Investment companies employ a variety of techniques to recommend mutual funds to their customers.
WealthTech company Kidbrooke recently delved into how fund managers can leverage machine learning to optimise mutual fund categorisation.
Frequently, these recommendation strategies rely on the metadata of mutual funds, including aspects such as region, category, or investment objective. This method of classification allows investors to peruse groups of similar funds, aiding in selections aligned with their preferences and investment strategy.
However, this recommendation system is not devoid of risks and limitations, Kidbrooke explained. For instance, it could oversimplify the funds, leading to potential misconceptions about portfolio diversity. Despite sharing common aspects like region or category, funds within a group could exhibit significant variations in performance, risk, and management style. This could also result in investors overestimating the diversity of their portfolios due to heavy reliance on selecting mutual funds from different regions or categories.
A more sophisticated alternative is clustering, an unsupervised machine learning method. Clustering divides a dataset into smaller groups based on some measure of similarity or dissimilarity. Using mutual funds’ historical performance data, this technique groups similar funds together and segregates dissimilar ones into separate clusters. Consequently, investors gain valuable insights into fund relationships and dependencies. The clusters consist of funds exhibiting similar return patterns over time, assisting investors in creating a diversified portfolio based on historical performance rather than manual classification.
Using this technique, investors can scrutinise their existing portfolios to identify and select mutual funds that augment their current holdings. Moreover, investors can find comparable funds within these clusters that may offer superior performance or lower fees.
Clustering also exposes the inadequacies of partitioning mutual funds using metadata. For example, North American funds and Global funds often show high correlation due to a significant proportion of stocks in Global funds being North American. Without this understanding, investors might falsely assume that owning both types of funds increases their portfolio diversity.

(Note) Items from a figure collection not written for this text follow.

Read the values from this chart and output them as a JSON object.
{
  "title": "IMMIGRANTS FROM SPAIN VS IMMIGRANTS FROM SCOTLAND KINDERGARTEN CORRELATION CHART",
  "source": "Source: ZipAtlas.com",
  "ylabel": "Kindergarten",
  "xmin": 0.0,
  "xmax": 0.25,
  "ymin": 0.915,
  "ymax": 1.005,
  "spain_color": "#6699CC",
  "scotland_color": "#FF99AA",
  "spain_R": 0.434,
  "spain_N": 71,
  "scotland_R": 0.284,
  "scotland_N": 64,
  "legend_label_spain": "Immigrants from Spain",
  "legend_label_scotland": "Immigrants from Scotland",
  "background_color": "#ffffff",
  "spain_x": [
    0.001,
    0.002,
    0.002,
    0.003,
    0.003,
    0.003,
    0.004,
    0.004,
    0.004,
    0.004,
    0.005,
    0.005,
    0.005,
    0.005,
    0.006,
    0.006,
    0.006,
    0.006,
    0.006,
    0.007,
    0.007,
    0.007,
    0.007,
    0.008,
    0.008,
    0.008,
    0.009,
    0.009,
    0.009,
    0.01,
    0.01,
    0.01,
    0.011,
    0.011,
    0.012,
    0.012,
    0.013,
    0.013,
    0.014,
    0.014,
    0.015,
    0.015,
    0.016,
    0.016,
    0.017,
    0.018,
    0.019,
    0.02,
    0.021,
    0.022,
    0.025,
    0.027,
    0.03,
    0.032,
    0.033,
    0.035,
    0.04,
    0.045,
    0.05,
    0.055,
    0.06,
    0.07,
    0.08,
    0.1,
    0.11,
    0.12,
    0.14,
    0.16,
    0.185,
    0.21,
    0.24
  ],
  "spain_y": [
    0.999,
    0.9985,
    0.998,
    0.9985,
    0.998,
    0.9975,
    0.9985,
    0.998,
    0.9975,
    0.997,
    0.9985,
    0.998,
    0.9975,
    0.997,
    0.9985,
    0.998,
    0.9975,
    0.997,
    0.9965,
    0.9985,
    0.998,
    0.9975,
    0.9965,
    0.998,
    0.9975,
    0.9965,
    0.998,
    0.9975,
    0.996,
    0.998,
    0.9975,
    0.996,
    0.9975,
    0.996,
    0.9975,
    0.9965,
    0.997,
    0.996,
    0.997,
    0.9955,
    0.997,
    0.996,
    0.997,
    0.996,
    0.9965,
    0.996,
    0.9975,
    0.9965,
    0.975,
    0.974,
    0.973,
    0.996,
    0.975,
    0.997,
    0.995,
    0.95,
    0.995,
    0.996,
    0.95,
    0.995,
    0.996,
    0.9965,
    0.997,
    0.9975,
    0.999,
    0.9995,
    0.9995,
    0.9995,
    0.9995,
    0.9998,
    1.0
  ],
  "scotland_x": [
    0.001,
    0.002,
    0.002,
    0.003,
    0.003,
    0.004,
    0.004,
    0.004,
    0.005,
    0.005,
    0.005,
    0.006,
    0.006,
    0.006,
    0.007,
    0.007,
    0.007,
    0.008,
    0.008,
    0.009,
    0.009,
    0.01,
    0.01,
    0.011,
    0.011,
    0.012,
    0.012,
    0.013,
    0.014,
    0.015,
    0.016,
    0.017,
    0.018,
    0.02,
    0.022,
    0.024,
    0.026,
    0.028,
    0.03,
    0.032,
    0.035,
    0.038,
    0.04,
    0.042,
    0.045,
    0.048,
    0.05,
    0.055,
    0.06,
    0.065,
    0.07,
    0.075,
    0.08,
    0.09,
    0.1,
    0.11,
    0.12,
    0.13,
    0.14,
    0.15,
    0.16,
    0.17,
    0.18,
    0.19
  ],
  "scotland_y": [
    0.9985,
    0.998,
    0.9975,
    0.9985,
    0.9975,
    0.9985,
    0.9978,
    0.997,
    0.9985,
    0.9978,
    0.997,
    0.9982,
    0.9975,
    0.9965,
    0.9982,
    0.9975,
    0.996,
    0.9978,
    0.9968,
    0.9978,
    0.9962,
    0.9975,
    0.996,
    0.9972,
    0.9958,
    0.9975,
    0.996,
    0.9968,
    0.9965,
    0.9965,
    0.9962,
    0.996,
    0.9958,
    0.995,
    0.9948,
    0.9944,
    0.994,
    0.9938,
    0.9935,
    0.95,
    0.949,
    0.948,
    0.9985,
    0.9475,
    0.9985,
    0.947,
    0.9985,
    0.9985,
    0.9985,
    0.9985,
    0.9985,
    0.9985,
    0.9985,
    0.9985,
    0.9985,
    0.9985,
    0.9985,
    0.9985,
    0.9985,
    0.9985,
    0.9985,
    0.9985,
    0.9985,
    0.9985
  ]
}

The task of selecting an optimal clustering method is not trivial, requiring careful evaluation of different methods. An effective method should account for both the quality and stability of the clusters. The trade-off between these two factors is crucial when deciding on the desired balance between stability, quality, or a mixture of both.
In conclusion, while choosing an appropriate clustering method might necessitate additional steps for achieving optimal results, the benefits are manifold. Using machine learning for mutual fund classification provides a more nuanced understanding of fund performance and diversity, reduces the risk of over-reliance on metadata, and aids in managing portfolio risk.